The amoeba is single celled and called Naegleria fowleri and is 10 times thinner than a single human hair. The amoeba has been called a brain eater, although it causes an immune system reaction that is devastating rather than devouring the actual brain tissue.
Officials have pumped large quantities of chlorine into the water supply to kill the amoebas and have advised the 40,000 residents of the parish how to not become infected. They said the risk is very small.
Drinking water that has the amoeba does not pose any risk, but finding a microbe that is so dangerous in drinking water is not only noteworthy, but also highly troubling.
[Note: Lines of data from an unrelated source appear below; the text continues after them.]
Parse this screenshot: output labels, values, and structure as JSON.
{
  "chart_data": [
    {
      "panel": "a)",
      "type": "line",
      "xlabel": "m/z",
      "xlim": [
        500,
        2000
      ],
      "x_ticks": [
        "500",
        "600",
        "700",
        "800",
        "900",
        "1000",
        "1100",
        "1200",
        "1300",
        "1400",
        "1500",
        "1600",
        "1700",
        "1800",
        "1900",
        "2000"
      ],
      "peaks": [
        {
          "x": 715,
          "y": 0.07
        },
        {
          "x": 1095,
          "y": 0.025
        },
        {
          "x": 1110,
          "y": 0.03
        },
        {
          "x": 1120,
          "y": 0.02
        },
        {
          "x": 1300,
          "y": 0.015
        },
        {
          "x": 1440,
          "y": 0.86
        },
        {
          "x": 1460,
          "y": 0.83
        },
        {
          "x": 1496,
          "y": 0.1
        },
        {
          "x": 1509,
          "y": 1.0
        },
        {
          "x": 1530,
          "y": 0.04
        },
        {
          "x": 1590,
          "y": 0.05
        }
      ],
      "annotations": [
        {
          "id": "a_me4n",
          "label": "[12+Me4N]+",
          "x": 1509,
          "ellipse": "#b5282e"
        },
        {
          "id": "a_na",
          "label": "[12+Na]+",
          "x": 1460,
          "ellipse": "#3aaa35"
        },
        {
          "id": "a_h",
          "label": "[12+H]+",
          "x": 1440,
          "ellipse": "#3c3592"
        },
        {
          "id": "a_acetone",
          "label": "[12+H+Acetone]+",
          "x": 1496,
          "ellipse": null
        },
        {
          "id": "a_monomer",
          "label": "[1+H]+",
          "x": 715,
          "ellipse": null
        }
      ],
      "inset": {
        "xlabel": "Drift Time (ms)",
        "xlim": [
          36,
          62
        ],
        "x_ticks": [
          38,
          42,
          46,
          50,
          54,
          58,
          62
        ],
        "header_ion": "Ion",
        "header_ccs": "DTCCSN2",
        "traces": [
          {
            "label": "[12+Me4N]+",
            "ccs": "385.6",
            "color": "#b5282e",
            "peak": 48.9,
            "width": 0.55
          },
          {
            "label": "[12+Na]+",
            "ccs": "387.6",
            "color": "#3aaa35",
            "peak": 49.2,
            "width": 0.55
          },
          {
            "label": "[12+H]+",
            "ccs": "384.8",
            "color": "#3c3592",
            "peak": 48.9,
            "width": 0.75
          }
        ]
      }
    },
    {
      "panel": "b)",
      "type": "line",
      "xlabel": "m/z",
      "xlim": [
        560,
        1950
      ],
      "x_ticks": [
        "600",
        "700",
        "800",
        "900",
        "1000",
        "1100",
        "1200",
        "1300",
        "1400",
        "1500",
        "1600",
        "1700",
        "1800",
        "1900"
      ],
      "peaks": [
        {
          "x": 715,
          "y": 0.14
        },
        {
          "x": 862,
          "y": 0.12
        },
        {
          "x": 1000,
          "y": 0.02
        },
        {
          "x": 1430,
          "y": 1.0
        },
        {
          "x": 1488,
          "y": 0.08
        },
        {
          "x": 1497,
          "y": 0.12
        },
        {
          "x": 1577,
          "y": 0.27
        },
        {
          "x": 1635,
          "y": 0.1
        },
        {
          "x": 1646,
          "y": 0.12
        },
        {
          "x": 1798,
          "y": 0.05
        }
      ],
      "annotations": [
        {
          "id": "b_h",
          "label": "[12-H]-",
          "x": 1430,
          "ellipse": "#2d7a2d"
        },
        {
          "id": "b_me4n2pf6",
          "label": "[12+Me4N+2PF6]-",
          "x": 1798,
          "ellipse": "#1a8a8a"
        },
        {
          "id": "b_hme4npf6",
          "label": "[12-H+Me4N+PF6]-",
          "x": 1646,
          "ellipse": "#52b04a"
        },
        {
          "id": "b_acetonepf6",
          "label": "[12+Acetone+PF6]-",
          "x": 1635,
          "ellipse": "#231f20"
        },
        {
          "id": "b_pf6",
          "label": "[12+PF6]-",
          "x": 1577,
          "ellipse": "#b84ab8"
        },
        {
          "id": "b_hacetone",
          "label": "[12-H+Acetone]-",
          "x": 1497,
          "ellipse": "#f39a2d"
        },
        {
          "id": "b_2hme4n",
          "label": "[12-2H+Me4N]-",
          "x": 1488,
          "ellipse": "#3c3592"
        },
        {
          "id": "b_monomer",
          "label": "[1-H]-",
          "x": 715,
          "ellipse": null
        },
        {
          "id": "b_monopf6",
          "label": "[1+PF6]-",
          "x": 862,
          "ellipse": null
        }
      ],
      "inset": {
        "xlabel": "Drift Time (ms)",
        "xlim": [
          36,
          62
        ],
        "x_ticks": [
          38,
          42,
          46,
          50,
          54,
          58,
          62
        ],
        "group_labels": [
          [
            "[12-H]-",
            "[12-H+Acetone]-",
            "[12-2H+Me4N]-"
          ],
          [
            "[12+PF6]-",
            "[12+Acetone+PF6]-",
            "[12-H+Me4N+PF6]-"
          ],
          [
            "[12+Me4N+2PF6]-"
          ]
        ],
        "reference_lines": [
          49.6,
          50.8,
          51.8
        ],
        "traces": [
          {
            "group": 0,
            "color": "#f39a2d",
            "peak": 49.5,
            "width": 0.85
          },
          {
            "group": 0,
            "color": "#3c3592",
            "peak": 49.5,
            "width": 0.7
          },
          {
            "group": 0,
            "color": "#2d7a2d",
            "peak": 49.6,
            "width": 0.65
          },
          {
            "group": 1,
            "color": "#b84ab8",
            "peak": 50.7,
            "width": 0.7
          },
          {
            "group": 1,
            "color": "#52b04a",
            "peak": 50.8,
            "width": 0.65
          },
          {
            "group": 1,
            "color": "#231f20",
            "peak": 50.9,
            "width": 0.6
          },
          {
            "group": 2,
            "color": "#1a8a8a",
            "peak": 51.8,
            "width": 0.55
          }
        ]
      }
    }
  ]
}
An epidemiologist from Louisiana says this is the first time the amoeba has been found in a public drinking supply in the U.S.
However, the scientist is worried it will not be the last, since officials from the state health department are attempting to find the cause of previously unexplained cases of encephalitis.
Almost 40% of the cases of the highly dangerous brain inflammation do not have causes that are known.
The Center for Disease Control also now tests all water supplies when amoebic encephalitis had been discovered to see what the origin of the microbe was.
In 2011, for instance, two residents in Louisiana, including a 20-year old St. Bernard Parish male, died from amoebic encephalitis after using water from the tap to rinse nasal passages using neti pot a popular local device.
Officials from the health department had assumed that tap water that was contaminated had been the source of the sickness, but never proved it.